Communication - Press • Events
Michael McGrath reassures business chiefs after ratings agency’s housing warning
The Finance Minister has told executives of French companies active here that the housing crisis is being dealt with, despite “headwinds” due to rising costs, a labour shortage and planning bottlenecks.
Michael McGrath made the comments after rating agency DBRS warned “the housing affordability crisis could make the country a little less attractive to future foreign capital inflows” and could be exacerbated by rising construction costs.
Mr McGrath said the housing shortage was a “problem of success” and that the Government needs “a period of stability and delivery” to solve it.
He pointed to this week’s €1bn mini-budget of subsidies and breaks for developers, which has been paid for largely though departmental underspends.
“I would never understate, in any forum, the scale of the housing challenge we face. Now, it is a problem of success,” he told an event organised by the France Ireland Chamber of Commerce in Dublin.
“We just have a mismatch, at the moment, between supply and demand.
“We have brought a lot of new schemes into being, we have changed a number of them, and now I think we need a period of stability and a period of delivery.
“The Government fully accepts the scale of the challenge.

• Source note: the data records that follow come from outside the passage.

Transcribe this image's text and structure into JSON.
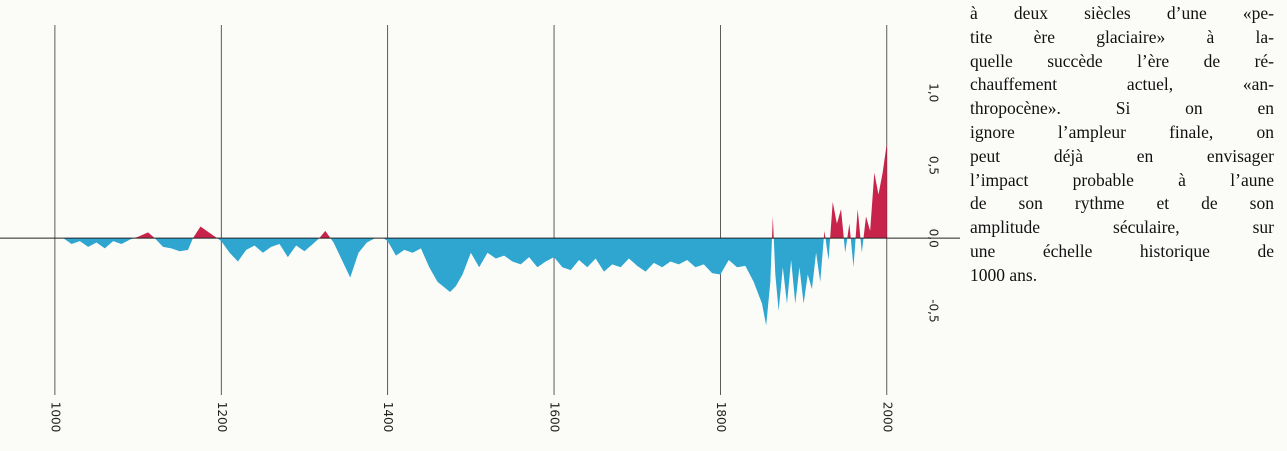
{
  "chart_data": {
    "type": "area",
    "x": [
      1000,
      1010,
      1020,
      1030,
      1040,
      1050,
      1060,
      1070,
      1080,
      1090,
      1100,
      1112,
      1120,
      1130,
      1140,
      1150,
      1160,
      1166,
      1175,
      1185,
      1195,
      1200,
      1210,
      1220,
      1230,
      1240,
      1250,
      1260,
      1270,
      1280,
      1290,
      1300,
      1310,
      1318,
      1325,
      1335,
      1345,
      1355,
      1365,
      1375,
      1385,
      1395,
      1400,
      1410,
      1420,
      1430,
      1440,
      1450,
      1460,
      1475,
      1482,
      1490,
      1500,
      1510,
      1520,
      1530,
      1540,
      1550,
      1560,
      1570,
      1580,
      1590,
      1600,
      1610,
      1620,
      1630,
      1640,
      1650,
      1660,
      1670,
      1680,
      1690,
      1700,
      1710,
      1720,
      1730,
      1740,
      1750,
      1760,
      1770,
      1780,
      1790,
      1800,
      1810,
      1820,
      1830,
      1840,
      1850,
      1855,
      1860,
      1863,
      1866,
      1870,
      1875,
      1880,
      1885,
      1890,
      1895,
      1900,
      1905,
      1910,
      1915,
      1920,
      1925,
      1930,
      1935,
      1940,
      1945,
      1950,
      1955,
      1960,
      1965,
      1970,
      1975,
      1980,
      1985,
      1990,
      1995,
      2000
    ],
    "values": [
      0,
      0,
      -0.04,
      -0.02,
      -0.06,
      -0.03,
      -0.07,
      -0.02,
      -0.04,
      -0.01,
      0.01,
      0.04,
      0,
      -0.06,
      -0.07,
      -0.09,
      -0.08,
      0,
      0.08,
      0.04,
      0,
      -0.02,
      -0.1,
      -0.16,
      -0.08,
      -0.05,
      -0.1,
      -0.06,
      -0.04,
      -0.13,
      -0.05,
      -0.09,
      -0.04,
      0,
      0.05,
      -0.03,
      -0.15,
      -0.27,
      -0.1,
      -0.03,
      0,
      0,
      -0.02,
      -0.12,
      -0.08,
      -0.1,
      -0.07,
      -0.2,
      -0.3,
      -0.37,
      -0.33,
      -0.25,
      -0.1,
      -0.2,
      -0.1,
      -0.14,
      -0.12,
      -0.16,
      -0.18,
      -0.13,
      -0.2,
      -0.16,
      -0.13,
      -0.2,
      -0.22,
      -0.15,
      -0.2,
      -0.14,
      -0.23,
      -0.18,
      -0.2,
      -0.14,
      -0.19,
      -0.23,
      -0.17,
      -0.2,
      -0.16,
      -0.18,
      -0.15,
      -0.2,
      -0.18,
      -0.24,
      -0.25,
      -0.15,
      -0.2,
      -0.19,
      -0.3,
      -0.45,
      -0.6,
      -0.3,
      0.15,
      -0.25,
      -0.5,
      -0.2,
      -0.45,
      -0.15,
      -0.45,
      -0.2,
      -0.45,
      -0.25,
      -0.35,
      -0.1,
      -0.3,
      0.05,
      -0.15,
      0.25,
      0.1,
      0.2,
      -0.1,
      0.1,
      -0.2,
      0.2,
      -0.1,
      0.15,
      0.05,
      0.45,
      0.3,
      0.45,
      0.65
    ],
    "positive_color": "#c8234a",
    "negative_color": "#2ea6d0",
    "xlim": [
      934,
      2088
    ],
    "xticks": [
      1000,
      1200,
      1400,
      1600,
      1800,
      2000
    ],
    "ylim": [
      -1.25,
      1.5
    ],
    "yticks": [
      {
        "value": -0.5,
        "label": "-0,5"
      },
      {
        "value": 0,
        "label": "0,0"
      },
      {
        "value": 0.5,
        "label": "0,5"
      },
      {
        "value": 1,
        "label": "1,0"
      }
    ]
  },
  "text": {
    "lines": [
      "à deux siècles d’une «pe-",
      "tite ère glaciaire» à la-",
      "quelle succède l’ère de ré-",
      "chauffement actuel, «an-",
      "thropocène». Si on en",
      "ignore l’ampleur finale, on",
      "peut déjà en envisager",
      "l’impact probable à l’aune",
      "de son rythme et de son",
      "amplitude séculaire, sur",
      "une échelle historique de",
      "1000 ans."
    ]
  }
}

But it is a function of a very successful economy, a growing population, and we will do everything we possibly can to meet that challenge.”
Figures out this week show new dwelling completions in the first three months of 2023 were 19pc ahead of last year, with apartment building at an all-time high and completions topping more than 30,000 last year for the first time since the last financial crisis.
Commencements – which indicate the scale of future activity – were up by around two-thirds between February and March, according to Housing Agency figures.
But Goodbody chief economist Dermot O’Leary said the high costs of building are a “constraint” and said falling planning permissions indicate “progress may be stalling”.
“Completions are likely to come in at circa 29,000 this year, but early indications suggest a decline in 2024. This leaves housing output substantially below housing requirements,” he said.
Mr McGrath said new measures announced – subsidies for cost rental apartments, a waiving of development levies for new builds and increased grants for renovating vacant and derelict properties – “will add further impetus to supply” and “improve affordability”.